I am working on a TabularPandas problem, and I am defining my data as follows:

        data = TabularPandas(
            df,
            [Categorify, FillMissing],
            categorical_variables,
            continuous_variables,
            y_names=dependent_variable,
            splits=split_indices,
        )

which results in a CrossEntropy loss function when instantiating a tabular_learner, and works great.

At a later point I am resetting the data split (I am using ensembles). I don’t know if there is an easy way to do this, but what I am trying is first stitching up my data in a single DataFrame:

    data_df = pd.concat([data.train.xs, data.valid.xs])
    data_df[data.y_names[0]] = pd.concat([data.train.y, data.valid.y])

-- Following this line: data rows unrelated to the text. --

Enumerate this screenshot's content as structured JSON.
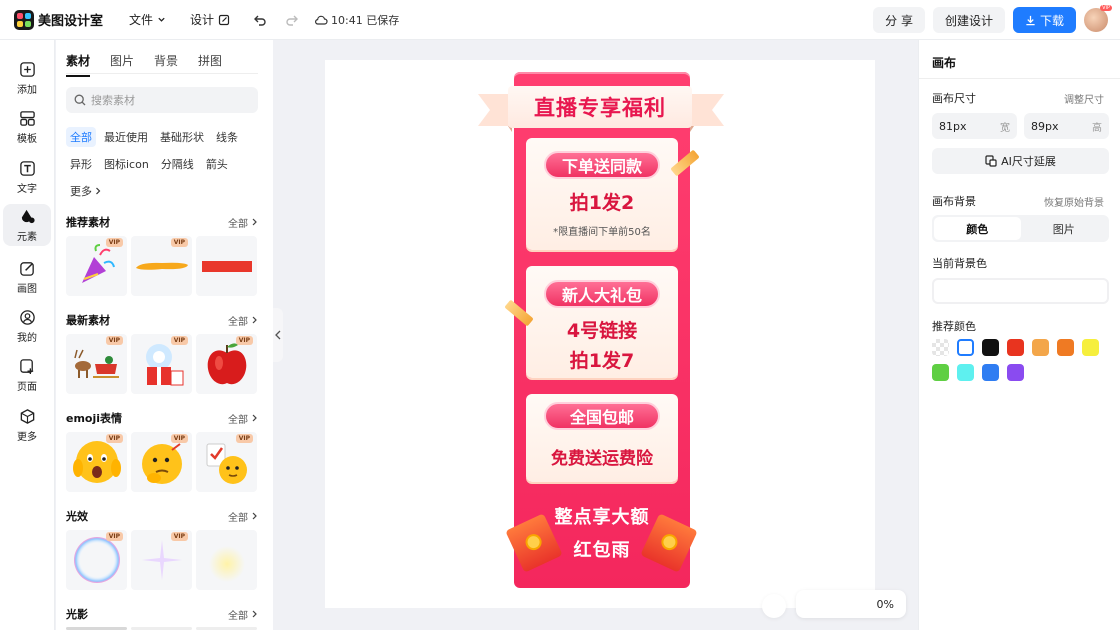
{
  "app": {
    "name": "美图设计室"
  },
  "topbar": {
    "file_label": "文件",
    "design_label": "设计",
    "save_status": "10:41 已保存",
    "share_label": "分 享",
    "create_label": "创建设计",
    "download_label": "下载",
    "vip_badge": "VIP"
  },
  "rail": [
    {
      "label": "添加",
      "icon": "plus-square-icon"
    },
    {
      "label": "模板",
      "icon": "template-icon"
    },
    {
      "label": "文字",
      "icon": "text-icon"
    },
    {
      "label": "元素",
      "icon": "elements-icon"
    },
    {
      "label": "画图",
      "icon": "draw-icon"
    },
    {
      "label": "我的",
      "icon": "user-icon"
    },
    {
      "label": "页面",
      "icon": "page-icon"
    },
    {
      "label": "更多",
      "icon": "more-cube-icon"
    }
  ],
  "panel": {
    "tabs": [
      "素材",
      "图片",
      "背景",
      "拼图"
    ],
    "search_placeholder": "搜索素材",
    "chips": [
      "全部",
      "最近使用",
      "基础形状",
      "线条",
      "异形",
      "图标icon",
      "分隔线",
      "箭头",
      "更多"
    ],
    "all_label": "全部",
    "vip_label": "VIP",
    "sections": [
      {
        "title": "推荐素材"
      },
      {
        "title": "最新素材"
      },
      {
        "title": "emoji表情"
      },
      {
        "title": "光效"
      },
      {
        "title": "光影"
      }
    ]
  },
  "poster": {
    "headline": "直播专享福利",
    "card1_pill": "下单送同款",
    "card1_big": "拍1发2",
    "card1_note": "*限直播间下单前50名",
    "card2_pill": "新人大礼包",
    "card2_line1": "4号链接",
    "card2_line2": "拍1发7",
    "card3_pill": "全国包邮",
    "card3_big": "免费送运费险",
    "footer_line1": "整点享大额",
    "footer_line2": "红包雨"
  },
  "zoom": {
    "text": "0%"
  },
  "right_panel": {
    "title": "画布",
    "size_label": "画布尺寸",
    "adjust_link": "调整尺寸",
    "width_value": "81px",
    "width_unit": "宽",
    "height_value": "89px",
    "height_unit": "高",
    "ai_button": "AI尺寸延展",
    "bg_label": "画布背景",
    "restore_link": "恢复原始背景",
    "seg_color": "颜色",
    "seg_image": "图片",
    "current_bg_label": "当前背景色",
    "recommend_label": "推荐颜色",
    "swatches": [
      "transparent",
      "#ffffff",
      "#111111",
      "#e8341f",
      "#f3a64a",
      "#ef7a23",
      "#f6ef3d",
      "#5fcf43",
      "#5ef0ef",
      "#2f7df2",
      "#8a4bf0"
    ]
  }
}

and then redeclaring a TabularPandas object, exactly like before!

    data = TabularPandas(
        data_df,
        [Categorify, FillMissing],
        data.cat_names,
        data.cont_names,
        y_names=data.y_names[0],
        splits=splits,
    )

where I pass new lists of indices for splits.

The DataFrames seem correct (data.train.xs.head() gives the same result before and after if I don’t get new indices for the split). But now my loss is MSELoss, which is clearly not what I need. I guess I can manually fix my loss, but I need to understand why this is changing, because it may indicate other problems I am overlooking.

I double checked that data.train.y and data.valid.y are both dtype: int8.

Big thanks!

zonkyo · September 7, 2022, 3:26pm

Hi Pablo,

I think the easiest way is telling the TabularPandas what type of problem you are targeting, explicitly setting
y_block=CategoryBlock
in both TabluarPandas; this should use the correct loss function automatically.

Why it switches from CrossEntropy to MSE? I do not know from the top of my head and would most likely have to look at your data. It can be that the transformations by Categorify and FillMissing are already enough to change the loss function.

Pablo · September 8, 2022, 7:34am

Hi @zonkyo! Thanks for your reply. I’ve finally figured out the problem, but first let me say that your fix is the best approach indeed

The problem was that my original data was not as I thought it was! Originally my labels column was a list of “yes”/“no” values. Which Fastai correctly understood as a classification problem and translated automatically into 1/0 format. But then the next time my data was in this 1/0 format, and Fastai had more trouble automatically determining the type of problem.

Now there is at least something else going on behind the scenes, because the 1/0 data works fine with the CrossEntropy loss only if we say we have a categorical problem, otherwise it protests about the format of the targets (it says it can’t take “char”, which is int8 apparently). I suppose there is some callback or something adapting the output data for classification problems, which is now active when we use y_block=CategoryBlock.